Lessons from the Saga of Cliven Bundy

Lessons from the Saga of Cliven Bundy

I have written in the past about something called confirmatory bias. It’s a potent psychological force to which all of us (including yours truly) are vulnerable. Its effect is to have us perceive the universe through the lens of our beliefs, preferences and prejudices. It leads us to embrace news accounts, scientific studies and expressions of opinion that are consistent with our sense of the world much more readily than those that are inconsistent, while finding ways to find fault with the inconsistent ones.

A potential corollary of confirmatory bias has to do with the speakers or authors of the statements that are consistent with our worldviews. We tend to like people who agree with us (shocking, I know, but true), and tend to dislike people who disagree with us. Those who preach the gospel we believe are brilliant, thoughtful, intelligent and right on point. Those who preach a message that is divergent from our beliefs are naïve, poorly informed, prejudiced or worse.

Tendencies here. We don’t always respond this way. But it is a natural (and powerful) tendency of which we do well to be aware.

Take the case of Cliven Bundy.

Mr. Bundy rose to national prominence over his refusal to pay the Bureau of Land Management what the agency says it is owed for his grazing of cattle on protected federal land, and over some of the actions the BLM has taken that have stirred up a hornet’s nest of local opposition. Mr. Bundy’s case has been embraced nationally by some, like Senators Dean Heller and Ted Cruz, as symbolic of federal government overreach.  Senator Heller called Bundy and his supporters “patriots.” Senator Cruz said their efforts were a response to the fact that, under the current administration, our freedoms are “under assault.”

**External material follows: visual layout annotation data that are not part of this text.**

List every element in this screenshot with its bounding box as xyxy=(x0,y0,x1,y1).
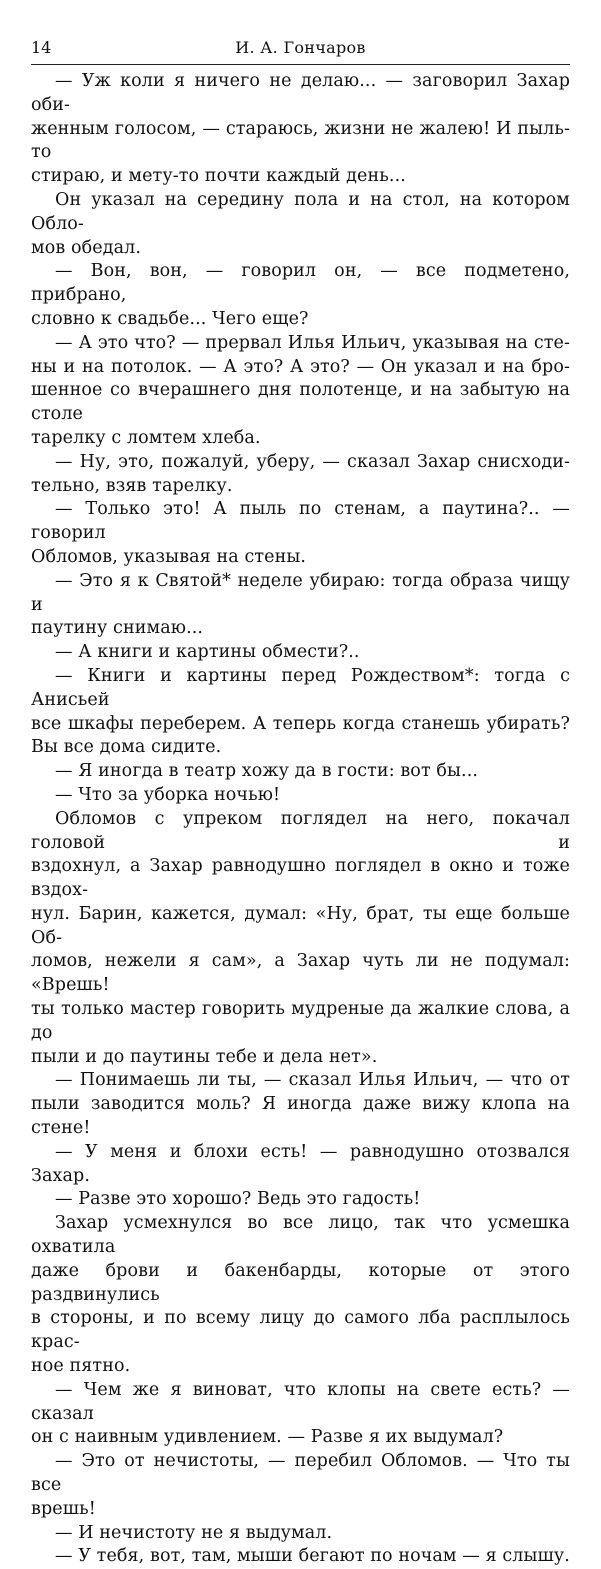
page-number: 14 xyxy=(31,38,52,57)
text-line: он с наивным удивлением. — Разве я их выдумал? xyxy=(31,1427,504,1448)
text-line: — И нечистоту не я выдумал. xyxy=(55,1522,333,1543)
text-line: Вы все дома сидите. xyxy=(31,737,222,758)
text-line: — Это от нечистоты, — перебил Обломов. — Что ты все xyxy=(31,1451,570,1496)
header-rule xyxy=(31,64,570,65)
text-line: — А книги и картины обмести?.. xyxy=(55,642,360,663)
text-line: Он указал на середину пола и на стол, на котором Обло- xyxy=(31,189,570,234)
text-line: в стороны, и по всему лицу до самого лба расплылось крас- xyxy=(31,1308,570,1353)
text-line: мов обедал. xyxy=(31,237,141,258)
text-line: — У тебя, вот, там, мыши бегают по ночам — я слышу. xyxy=(55,1546,570,1567)
text-line: — Ну, это, пожалуй, уберу, — сказал Захар снисходи- xyxy=(55,451,570,472)
text-line: словно к свадьбе... Чего еще? xyxy=(31,308,309,329)
text-line: даже брови и бакенбарды, которые от этого раздвинулись xyxy=(31,1260,570,1305)
text-line: — Чем же я виноват, что клопы на свете есть? — сказал xyxy=(31,1379,570,1424)
text-line: все шкафы переберем. А теперь когда станешь убирать? xyxy=(31,713,570,734)
text-body xyxy=(31,70,570,1569)
text-line: нул. Барин, кажется, думал: «Ну, брат, ты еще больше Об- xyxy=(31,903,570,948)
text-line: Захар усмехнулся во все лицо, так что усмешка охватила xyxy=(31,1213,570,1258)
text-line: ты только мастер говорить мудреные да жалкие слова, а до xyxy=(31,999,570,1043)
text-line: — Разве это хорошо? Ведь это гадость! xyxy=(55,1189,421,1210)
text-line: врешь! xyxy=(31,1498,96,1519)
text-line: пыли и до паутины тебе и дела нет». xyxy=(31,1046,378,1067)
text-line: ломов, нежели я сам», а Захар чуть ли не подумал: «Врешь! xyxy=(31,951,570,996)
text-line: тельно, взяв тарелку. xyxy=(31,475,233,496)
text-line: тарелку с ломтем хлеба. xyxy=(31,427,261,448)
text-line: паутину снимаю... xyxy=(31,618,204,639)
text-line: — Уж коли я ничего не делаю... — заговорил Захар оби- xyxy=(31,71,570,115)
text-line: — Я иногда в театр хожу да в гости: вот бы... xyxy=(55,761,479,782)
text-line: шенное со вчерашнего дня полотенце, и на забытую на столе xyxy=(31,380,570,425)
text-line: — Это я к Святой* неделе убираю: тогда образа чищу и xyxy=(31,570,570,615)
text-line: — Книги и картины перед Рождеством*: тогда с Анисьей xyxy=(31,665,570,710)
running-head: И. А. Гончаров xyxy=(235,38,366,57)
text-line: вздохнул, а Захар равнодушно поглядел в окно и тоже вздох- xyxy=(31,856,570,901)
text-line: — Что за уборка ночью! xyxy=(55,784,281,805)
text-line: Обломов с упреком поглядел на него, покачал головой и xyxy=(31,808,570,853)
text-line: — Понимаешь ли ты, — сказал Илья Ильич, — что от xyxy=(55,1070,570,1091)
text-line: — А это что? — прервал Илья Ильич, указывая на сте- xyxy=(55,332,570,353)
page-header xyxy=(31,30,570,58)
text-line: стираю, и мету-то почти каждый день... xyxy=(31,166,406,187)
text-line: ное пятно. xyxy=(31,1356,131,1377)
text-line: Обломов, указывая на стены. xyxy=(31,546,307,567)
text-line: — Только это! А пыль по стенам, а паутина?.. — говорил xyxy=(31,499,570,544)
text-line: пыли заводится моль? Я иногда даже вижу клопа на стене! xyxy=(31,1094,570,1139)
text-line: женным голосом, — стараюсь, жизни не жалею! И пыль-то xyxy=(31,118,570,163)
text-line: — Вон, вон, — говорил он, — все подметено, прибрано, xyxy=(31,261,570,306)
text-line: — У меня и блохи есть! — равнодушно отозвался Захар. xyxy=(31,1141,570,1186)
text-line: ны и на потолок. — А это? А это? — Он указал и на бро- xyxy=(31,356,570,377)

Others have viewed the armed militia that has formed to defend Mr. Bundy from the federal government’s agents as just the most recent manifestation of the work of “racist, anti-Semitic violent groups.”   Pictures of “militia” members aiming scoped rifles at federal agents prompted Senator Harry Reid to describe them as “domestic terrorists.”

Notice that I haven’t said much about the facts of the case.

Looking at who is saying what about Mr. Bundy and his allies, one can readily imagine that there may be a fair amount of confirmatory bias operating here, on all sides.

But the story that broke in the New York Times yesterday, in which Mr. Bundy is quoted making patently offensive comments about “Negroes” has reset the table for many former admirers and reinforced the convictions of many critics.

My point is this:

We not only tend to agree with comments and actions that are consistent with our own beliefs and world view; we tend to attribute to those who make such comments and take such actions other characteristics we consider to be positive. In effect, if I think you are right (because you agree with me), then I’m also likely to think you are smart, noble, dedicated, a great person and probably even good looking. We take a fragmentary piece of evidence that says, “This guy agrees with me,” and turn it into “This guy is like me . . . only maybe better.”

Because, after all, only a smart, noble, dedicated individual, a great person (and good looking) would believe the things we believe and say the things we wish we had said.

But venal, selfish, narrow-minded folks can agree with us, too. They even can be pretty ugly, truth to be told.

For public leaders, the lesson is clear: An ally in a cause can be more damaging than an enemy. It pays to be clear, from the beginning, about what we are aligning ourselves with and what we are not.

And before we call anyone a “patriot,” we might want to become a bit more familiar with what they think they are fighting for.

 

2 Responses to Lessons from the Saga of Cliven Bundy

  • Repack Rider

    What if there is nothing remotely possible to agree on, as is the case with Mr. Bundy, who opposes every aspect of civilized society?

    • Dr. Scott Paine

      Great question.

      First, I don’t know that there isn’t anything you and I could agree upon with Mr. Bundy. So I’ll cling to that hope that we can agree until the evidence is clear to the contrary.

      Second, there can be agreement about what should be and there can be agreement about what will be, even if we disagree about whether or not it should be. Democracy is about both kinds of agreement, about both substance and process, if you will. What I have to hope is that Mr. Bundy and the Federal Government will arrive at an understanding of what will be, even if they can’t agree about what should be. For me, the most terrifying part of this and other similar confrontations is that some are treating this as a war, not a dispute. I don’t think there is any doubt about who will win that war, if it comes to that. The public will not rise up against the federal government on this (most of what I’ve read suggests that most of us, myself included, think that Mr. Bundy is on the wrong side in this dispute, given the law). So I hope a shared understanding of what will be can be achieved without further violence.

      But you’re right in being concerned that sometimes even that is not possible. Which is why, at the end of the day, we have granted to the government the power of coercion by force of arms if necessary. Because there are people who will refuse to abide by the settled understandings of what should be and what will be. When we cannot live together in peace, someone has to have the right to decide what happens next. Each individual deciding for himself or herself is called anarchy, not democracy.

      Thanks for a challenging question!